Biological anthropology


Biological anthropology, also known as physical anthropology, is a scientific discipline concerned with the biological and behavioral aspects of human beings, their extinct hominin ancestors, and related non-human primates, particularly from an evolutionary perspective. This subfield of anthropology systematically studies human beings from a biological perspective.

Branches

As a subfield of anthropology, biological anthropology itself is further divided into several branches. All branches are united in their common orientation and/or application of evolutionary theory to understanding human biology and behavior.

Origins

Biological Anthropology looks different today than it did even twenty years ago. The name is even relatively new, having been 'physical anthropology' for over a century, with some practitioners still applying that term. Biological anthropologists look back to the work of Charles Darwin as a major foundation for what they do today. However, if one traces the intellectual genealogy and the culture back to physical anthropology's beginnings--going further back than the existence of much of what we know now as the hominin fossil record--then history focuses in on the field's interest in human biological variation. Some editors, see below, have rooted the field even deeper than formal science.
Attempts to study and classify human beings as living organisms date back to ancient Greece. The Greek philosopher Plato placed humans on the scala naturae, which included all things, from inanimate objects at the bottom to deities at the top. This became the main system through which scholars thought about nature for the next roughly 2,000 years. Plato's student Aristotle observed in his History of Animals that human beings are the only animals to walk upright and argued, in line with his teleological view of nature, that humans have buttocks and no tails in order to give them a cushy place to sit when they are tired of standing. He explained regional variations in human features as the result of different climates. He also wrote about physiognomy, an idea derived from writings in the Hippocratic Corpus. Scientific physical anthropology began in the 17th to 18th centuries with the study of racial classification.
The first prominent physical anthropologist, the German physician Johann Friedrich Blumenbach of Göttingen, amassed a large collection of human skulls, from which he argued for the division of humankind into five major races. In the 19th century, French physical anthropologists, led by Paul Broca, focused on craniometry while the German tradition, led by Rudolf Virchow, emphasized the influence of environment and disease upon the human body.
In the 1830s and 1840s, physical anthropology was prominent in the debate about slavery, with the scientific, monogenist works of the British abolitionist James Cowles Prichard opposing those of the American polygenist Samuel George Morton.
In the late 19th century, German-American anthropologist Franz Boas strongly impacted biological anthropology by emphasizing the influence of culture and experience on the human form. His research showed that head shape was malleable to environmental and nutritional factors rather than a stable "racial" trait. However, scientific racism still persisted in biological anthropology, with prominent figures such as Earnest Hooton and Aleš Hrdlička promoting theories of racial superiority and a European origin of modern humans.

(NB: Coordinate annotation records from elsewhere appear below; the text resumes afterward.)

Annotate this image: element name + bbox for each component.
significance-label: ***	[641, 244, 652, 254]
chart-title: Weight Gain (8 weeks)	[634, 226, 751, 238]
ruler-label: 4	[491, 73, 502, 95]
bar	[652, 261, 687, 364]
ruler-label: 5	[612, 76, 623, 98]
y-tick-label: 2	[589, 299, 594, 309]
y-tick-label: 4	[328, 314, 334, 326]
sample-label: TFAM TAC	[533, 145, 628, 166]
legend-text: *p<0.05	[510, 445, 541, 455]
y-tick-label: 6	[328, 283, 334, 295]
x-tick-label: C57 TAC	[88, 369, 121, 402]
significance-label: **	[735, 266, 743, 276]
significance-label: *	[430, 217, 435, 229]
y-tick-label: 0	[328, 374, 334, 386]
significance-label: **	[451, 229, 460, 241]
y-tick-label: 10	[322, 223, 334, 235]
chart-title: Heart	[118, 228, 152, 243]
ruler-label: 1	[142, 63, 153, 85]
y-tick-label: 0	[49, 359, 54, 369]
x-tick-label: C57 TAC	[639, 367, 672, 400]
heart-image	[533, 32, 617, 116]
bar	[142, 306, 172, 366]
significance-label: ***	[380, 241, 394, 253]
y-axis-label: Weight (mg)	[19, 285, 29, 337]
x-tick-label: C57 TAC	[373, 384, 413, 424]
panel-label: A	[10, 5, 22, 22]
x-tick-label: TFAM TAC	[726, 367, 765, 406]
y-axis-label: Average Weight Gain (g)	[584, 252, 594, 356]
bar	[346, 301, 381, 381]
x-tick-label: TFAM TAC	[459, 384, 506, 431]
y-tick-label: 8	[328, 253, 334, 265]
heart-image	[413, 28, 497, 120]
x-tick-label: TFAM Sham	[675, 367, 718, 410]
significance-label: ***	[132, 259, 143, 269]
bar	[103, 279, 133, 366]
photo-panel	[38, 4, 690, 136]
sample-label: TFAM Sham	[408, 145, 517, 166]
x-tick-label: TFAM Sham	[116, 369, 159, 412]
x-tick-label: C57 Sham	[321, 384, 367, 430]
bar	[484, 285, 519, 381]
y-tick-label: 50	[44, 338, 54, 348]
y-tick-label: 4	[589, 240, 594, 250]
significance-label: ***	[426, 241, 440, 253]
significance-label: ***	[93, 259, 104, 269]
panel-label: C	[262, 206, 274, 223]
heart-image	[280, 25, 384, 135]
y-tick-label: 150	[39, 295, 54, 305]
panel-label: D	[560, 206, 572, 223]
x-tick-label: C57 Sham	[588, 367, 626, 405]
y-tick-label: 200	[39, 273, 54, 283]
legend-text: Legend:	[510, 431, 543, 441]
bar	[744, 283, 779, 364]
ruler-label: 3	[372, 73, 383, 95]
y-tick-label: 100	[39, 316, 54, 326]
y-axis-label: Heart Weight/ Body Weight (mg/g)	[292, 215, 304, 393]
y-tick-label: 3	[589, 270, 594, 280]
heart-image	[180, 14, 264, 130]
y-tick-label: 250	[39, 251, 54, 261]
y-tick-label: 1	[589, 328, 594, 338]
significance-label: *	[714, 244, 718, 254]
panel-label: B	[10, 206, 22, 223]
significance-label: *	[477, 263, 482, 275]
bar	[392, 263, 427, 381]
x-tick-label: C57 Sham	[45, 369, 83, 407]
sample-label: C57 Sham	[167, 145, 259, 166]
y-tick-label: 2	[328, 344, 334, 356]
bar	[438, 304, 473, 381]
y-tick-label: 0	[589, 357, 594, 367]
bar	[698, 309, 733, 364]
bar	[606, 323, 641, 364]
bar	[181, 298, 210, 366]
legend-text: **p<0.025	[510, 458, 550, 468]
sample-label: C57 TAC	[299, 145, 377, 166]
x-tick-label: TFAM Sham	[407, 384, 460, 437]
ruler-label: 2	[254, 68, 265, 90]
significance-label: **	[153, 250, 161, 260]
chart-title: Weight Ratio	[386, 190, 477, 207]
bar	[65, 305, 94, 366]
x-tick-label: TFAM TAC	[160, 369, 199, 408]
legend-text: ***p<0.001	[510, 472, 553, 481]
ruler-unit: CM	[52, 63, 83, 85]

"New Physical Anthropology"

In 1951 Sherwood Washburn, a former student of Hooton, introduced a "new physical anthropology." He changed the focus from racial typology to concentrate upon the study of human evolution, moving away from classification towards evolutionary process. Anthropology expanded to include paleoanthropology and primatology. The 20th century also saw the modern synthesis in biology: the reconciling of Charles Darwin’s theory of evolution and Gregor Mendel’s research on heredity. Advances in the understanding of the molecular structure of DNA and the development of chronological dating methods opened doors to understanding human variation, both past and present, more accurately and in much greater detail.